Ontem li um capítulo do The Egyptian Hermes, do Garth Fowden, em que ele trata da questão da tradução/interpretação da cultura e do mundo e linguagem do Egito antigo para uma mentalidade e linguagem helênicas. Parte desse processo, segundo ele, foi feita por parcela educada da elite egípcia que operava segundo maneiras de pensar (e falar) gregas.
O Fowden, se eu entendi bem, tenta identificar uma característica intrínseca à cultura helênica que a tornaria apta para chupar os modos de pensamento das culturas que a circundavam e traduzi-los em modos propriamente helênicos. Segundo ele, também se entendo bem, essa característica estaria principalmente na linguagem grega. Há trechos de escritos egípcios de 1~3 AEC em que reclama-se da pobreza da língua grega: enquanto a língua egípcia exprimiria propriamente, através de sua enunciação vocalizada, a força de uma palavra, a grega a isolaria de sua potência sonora, transformando-a de uma expressão de força ou efeito a mero veículo de um significado.
O autor depois expande para discutir a questão da traduzibilidade e das características intrínsecas a uma cultura que a fariam apta à tradução de culturas alheias para o ocidente cristão em relação as culturas indígenas e orientais.
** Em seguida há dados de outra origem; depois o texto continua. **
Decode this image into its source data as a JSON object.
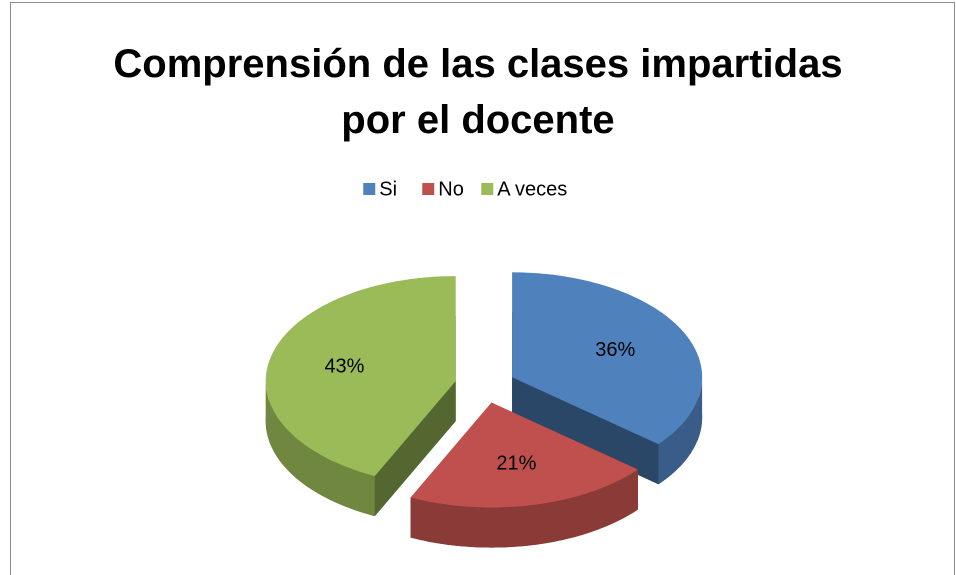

Estou simplificando um pouco. Mas há um exemplo que achei interessante. Ele fala da crença religiosa de uma tribo aborígene australiana segundo a qual seus deuses abandonaram sua terra há muito tempo e os objetos votivos e cerimoniais atribuídos a eles foram doados a daemons em forma de antropólogos brancos.
Fiquei pensando, com isso, na força do cristianismo como cultura tradutora de universos de pensamento e linguagem locais: um mundo moral que é capaz de transformar virtualmente qualquer realidade moral e religiosa local em categorias próprias—mesmo que negativamente. De um lado (positivo), está a conversão dos povos sobre os quais culturas cristãs exerceram hegemonia: modos de pensamento locais que, através das mediações e adaptações necessárias, foram absorvidos pelo universo cristão. De outro (negativo), o exemplo aborígene: culturas não-cristãs, que, através de um contato associado ao exercício de um poder de controle, absorveram parte das categorias cristãs (o antropólogo branco, p. ex.) para suas próprias crenças. Me pergunto se há algo no cristianismo, ou no monoteísmo, se quisermos, inerentemente “tradutor”—isto é, capaz de interpretar modos alheios e absorvê-los como seus—apartado do mero exercício de poder bélico dos povos europeus. Há algo no cristianismo, ou nas religiões monoteístas, que o torne especialmente apto a uma reprodução “memética” (no sentido do Dawkins—de uma unidade cultural em busca de sua propagação e manutenção). Ou isso é apenas consequência da dominação global de uma cultura europeia cristianizada?